Crystal Robinson and Vanessa Williams aren’t teaching at Athens Technical College this semester because of a dispute that highlights the ongoing battle in Georgia and other states between educators and administrators over allowances for employees who are worried about being infected with COVID-19 to work remotely.
Both instructors submitted letters several months ago from their physicians saying they had medical conditions that could increase their chances of being infected with the disease if they were on campus.
The college says the instructors were slow or didn’t respond to information they asked for to review their requests.
Many educators believe Georgia’s public college systems should approve any requests to teach remotely without the need for any documentation amid the pandemic since COVID-19 has no known cure. The University System of Georgia and the Technical College System of Georgia, which oversees operations at Athens Tech, allow faculty to teach remotely, but may require documentation before approval. Neither system said they have data documenting how many requests have been denied.
The United Campus Workers of Georgia, a union of system staffers, has frequently demanded schools allow faculty who desire to teach online as a health precaution to do so.
“I don’t think they understand the science behind the pandemic,” said Williams, 59, who taught anatomy and physiology at Athens Tech for five years. “I don’t think they understand how everyone’s body is going to react.”
University System officials said in a statement its schools are following federal health guidance for managing COVID-19-related issues involving age and underlying medical conditions.
Technical College System officials said they are trying to offer safe learning environments.
“TCSG colleges are unique in that a substantial amount of instruction requires in-person laboratory environments that must be closely monitored by faculty,” the system said. “It is not unreasonable to request documentation by a medical professional that explains the health condition of the person making the request so that we may carefully tailor the accommodation made.

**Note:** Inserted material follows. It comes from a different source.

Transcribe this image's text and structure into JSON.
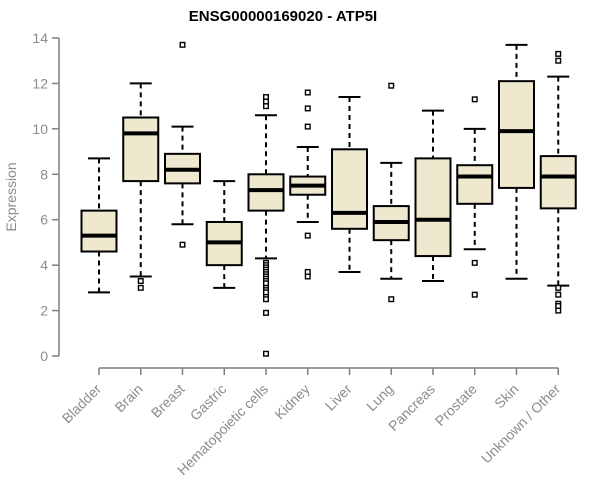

We certainly understand the challenges that this pandemic has presented to everyone and are committed to making appropriate accommodations for those with legitimate health issues.”
Similar disputes are occurring in other states as professors ask for accommodations to teach remotely. Many colleges and universities have rules like Georgia’s that seek some documentation. As in Georgia, faculty members have complained about the fairness of the approval process.
At least two Georgia university employees — a University of Georgia worker and a Georgia Southern University faculty member — have died from COVID-19, according to published reports. There were at least 150 reported positive employee cases in August, an Atlanta Journal-Constitution review of some Georgia university websites shows. University System officials and the schools have declined to discuss the severity of positive cases or specific cases, citing federal health privacy guidelines.
Williams sent letters to the college seeking an accommodation to teach remotely each time Gov. Brian Kemp extended his order regulating operations for Georgia businesses during the pandemic. Williams said she has an unspecified medical condition that applies to Kemp’s shelter-in-place order.
On Aug. 12, the college sent Williams a letter asking to speak to her doctor. The letter also included classroom safety measures, such as a private office for Williams, plexiguards and air purifiers in the classroom.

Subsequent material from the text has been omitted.